Philadelphia Eagles

How the Eagles goofed building their safety corps


This story was published at 7 a.m. ET Tuesday prior to the Eagles' trade for safety Chauncey Gardner-Johnson.

The Eagles are really scrambling for safety help. And it didn’t have to be this way.

They signed Jaquiski Tartt then released him. They traded for Ugo Amadi then traded him. They converted Josiah Scott from slot to safety. They tried giving K’Von Wallace more responsibilities but that didn’t go so well. And no doubt now that final cuts are in and hundreds of players are hitting the open market, they’ll no doubt be scouring the waiver wire for help.

The Eagles have exactly two safeties they can rely on – Marcus Epps, who's had a strong camp but has never been a full-time starter, and Anthony Harris, who was no better than mediocre as a starter in 2021.

Anybody remember Rodney McLeod?

Spent the last six years here? Started for the Super Bowl champions? Sent the Eagles into the playoffs last December with a highlight-reel interception against Washington? Tied for the most interceptions by an Eagle over the last decade?

McLeod is an Indianapolis Colt these days. The Eagles didn’t even try to sign him after he hit free agency in March, and he signed a minimum-wage deal in Indy, where he’s been reunited with Frank Reich.

McLeod began last year still rehabbing a torn ACL he suffered in December of 2020. He missed training camp and the Eagles’ first three games, but by about early November he looked like the McLeod of old, and even at 31, he played 81 percent of the Eagles’ defensive snaps from Week 4 through Week 16 (684 of 846). 

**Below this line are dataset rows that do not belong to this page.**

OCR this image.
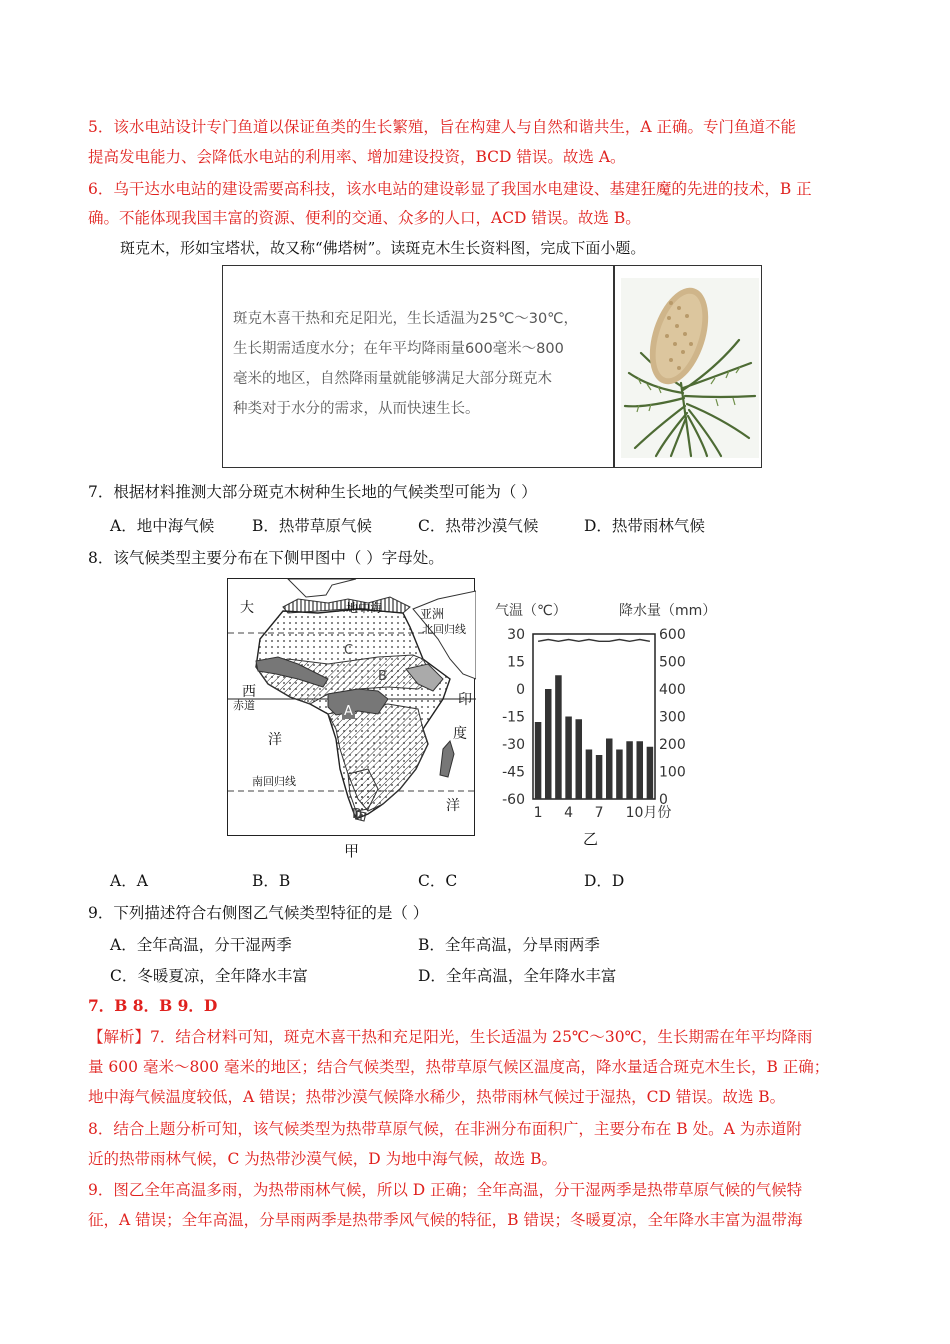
5．该水电站设计专门鱼道以保证鱼类的生长繁殖，旨在构建人与自然和谐共生，A 正确。专门鱼道不能
提高发电能力、会降低水电站的利用率、增加建设投资，BCD 错误。故选 A。
6．乌干达水电站的建设需要高科技，该水电站的建设彰显了我国水电建设、基建狂魔的先进的技术，B 正
确。不能体现我国丰富的资源、便利的交通、众多的人口，ACD 错误。故选 B。
斑克木，形如宝塔状，故又称“佛塔树”。读斑克木生长资料图，完成下面小题。
斑克木喜干热和充足阳光，生长适温为25℃～30℃，
生长期需适度水分；在年平均降雨量600毫米～800
毫米的地区，自然降雨量就能够满足大部分斑克木
种类对于水分的需求，从而快速生长。
7．根据材料推测大部分斑克木树种生长地的气候类型可能为（ ）
A．地中海气候 B．热带草原气候	C．热带沙漠气候	D．热带雨林气候
8．该气候类型主要分布在下侧甲图中（ ）字母处。
大	地中海	亚洲
北回归线
C
B
西
赤道	A
印
洋	度
南回归线
洋
D
甲
气温（℃）	降水量（mm）
30
15
0
-15
-30
-45
-60
600
500
400
300
200
100
0
1 4 7 10月份
乙
A．A	B．B	C．C	D．D
9．下列描述符合右侧图乙气候类型特征的是（ ）
A．全年高温，分干湿两季	B．全年高温，分旱雨两季
C．冬暖夏凉，全年降水丰富	D．全年高温，全年降水丰富
7．B 8．B 9．D
【解析】7．结合材料可知，斑克木喜干热和充足阳光，生长适温为 25℃～30℃，生长期需在年平均降雨
量 600 毫米～800 毫米的地区；结合气候类型，热带草原气候区温度高，降水量适合斑克木生长，B 正确；
地中海气候温度较低，A 错误；热带沙漠气候降水稀少，热带雨林气候过于湿热，CD 错误。故选 B。
8．结合上题分析可知，该气候类型为热带草原气候，在非洲分布面积广，主要分布在 B 处。A 为赤道附
近的热带雨林气候，C 为热带沙漠气候，D 为地中海气候，故选 B。
9．图乙全年高温多雨，为热带雨林气候，所以 D 正确；全年高温，分干湿两季是热带草原气候的气候特
征，A 错误；全年高温，分旱雨两季是热带季风气候的特征，B 错误；冬暖夏凉，全年降水丰富为温带海
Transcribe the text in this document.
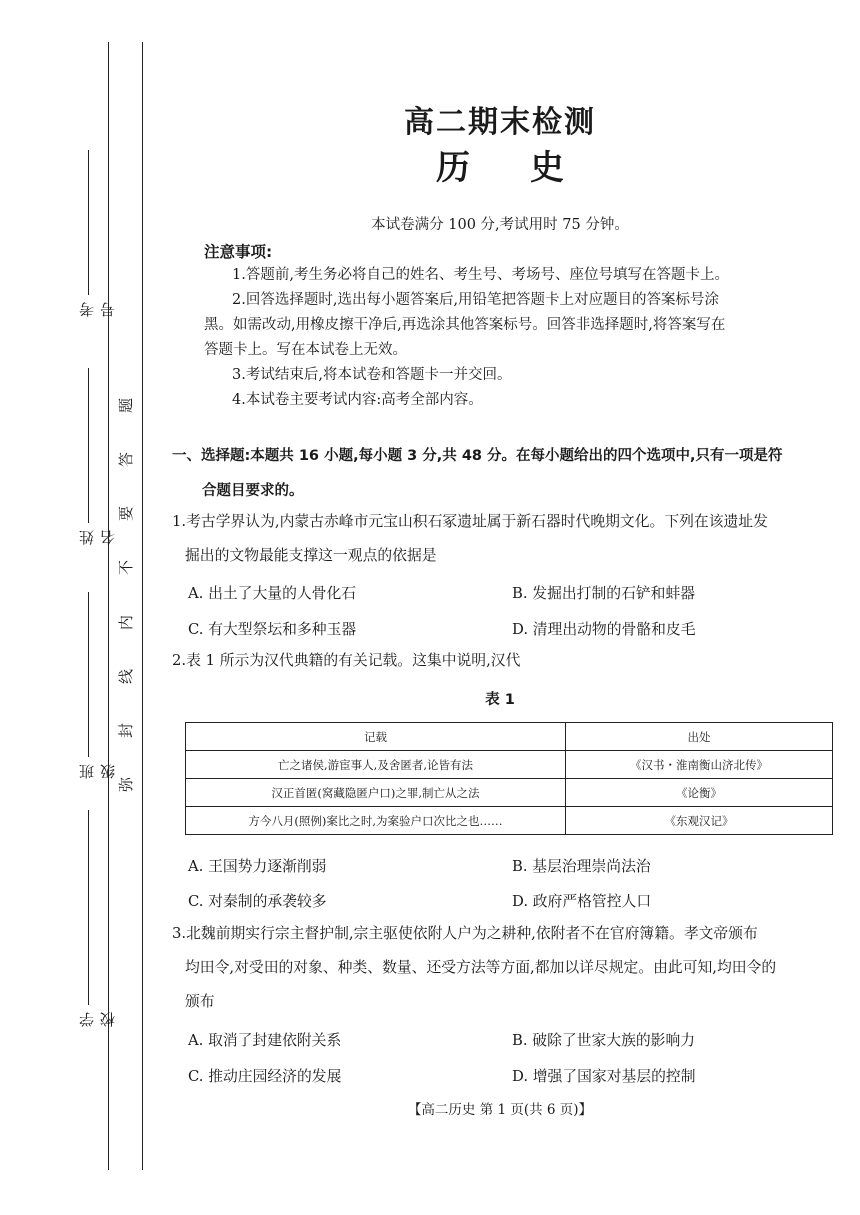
考号
姓名
班级
学校
题
答
要
不
内
线
封
弥
高二期末检测
历 史
本试卷满分 100 分,考试用时 75 分钟。
注意事项:
1.答题前,考生务必将自己的姓名、考生号、考场号、座位号填写在答题卡上。
2.回答选择题时,选出每小题答案后,用铅笔把答题卡上对应题目的答案标号涂
黑。如需改动,用橡皮擦干净后,再选涂其他答案标号。回答非选择题时,将答案写在
答题卡上。写在本试卷上无效。
3.考试结束后,将本试卷和答题卡一并交回。
4.本试卷主要考试内容:高考全部内容。
一、选择题:本题共 16 小题,每小题 3 分,共 48 分。在每小题给出的四个选项中,只有一项是符
合题目要求的。
1.考古学界认为,内蒙古赤峰市元宝山积石冢遗址属于新石器时代晚期文化。下列在该遗址发
掘出的文物最能支撑这一观点的依据是
A. 出土了大量的人骨化石	B. 发掘出打制的石铲和蚌器
C. 有大型祭坛和多种玉器	D. 清理出动物的骨骼和皮毛
2.表 1 所示为汉代典籍的有关记载。这集中说明,汉代
表 1
记载	出处
亡之诸侯,游宦事人,及舍匿者,论皆有法	《汉书・淮南衡山济北传》
汉正首匿(窝藏隐匿户口)之罪,制亡从之法	《论衡》
方今八月(照例)案比之时,为案验户口次比之也……	《东观汉记》
A. 王国势力逐渐削弱	B. 基层治理崇尚法治
C. 对秦制的承袭较多	D. 政府严格管控人口
3.北魏前期实行宗主督护制,宗主驱使依附人户为之耕种,依附者不在官府簿籍。孝文帝颁布
均田令,对受田的对象、种类、数量、还受方法等方面,都加以详尽规定。由此可知,均田令的
颁布
A. 取消了封建依附关系	B. 破除了世家大族的影响力
C. 推动庄园经济的发展	D. 增强了国家对基层的控制
【高二历史 第 1 页(共 6 页)】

During that 13-week span, in which the Eagles went 8-5 and secured a playoff berth, Darius Slay and Steven Nelson were the only members of the defense who played more snaps than McLeod.

It was hard to understand why the Eagles didn’t keep McLeod. The deal he got in Indy – minimum wage with a modest $650,000 signing bonus – tells you the Eagles didn’t even try to re-sign him. McLeod was clear about how badly he wanted to stay here, the Eagles just didn’t want him.

Which is fine. Howie Roseman always emphasizes getting younger and faster and healthier.

But it’s not fine if you don’t actually get younger, faster and better.

And one of the reasons the Eagles are scuffling for safety depth 12 days before opening day is because they let McLeod go without as much as an offer.

I’m not under any illusions that McLeod is the same player he was in 2017, when he was 27 years old and teaming up with Malcolm Jenkins to form one of the NFL’s top safety tandems.

He’s not that guy anymore.

But who would you rather have: McLeod or Wallace? McLeod or Andre Chachere? Honestly, I’d take McLeod today over Harris, who’s only about 15 months younger and has never been the presence, the playmaker or the leader McLeod has been throughout his career.

You could see McLeod growing more and more effective and more and more comfortable last year as he got farther away from his ACL rehab. By the end of the year, he was playing at a high level.

McLeod played 4,558 regular-season snaps in an Eagles uniform.

His final one was among his best.

That was his diving interception of Taylor Heinicke with 24 seconds left and the Washington Football Team driving toward a possible game-winning touchdown that could have derailed the Eagles' playoff hopes.

But McLeod made a remarkable play, clinching the Eagles an improbable playoff spot under a rookie coach after a 3-6 start.

It was spectacular, it was clutch, it was critical. It was exactly the kind of play you want from your safeties.

The Eagles are desperate for a safety who makes game-changing plays, is a genuine locker room leader, fits into Nick Sirianni’s culture and isn’t looking for a big contract.

And that’s precisely what they lost when they let McLeod walk.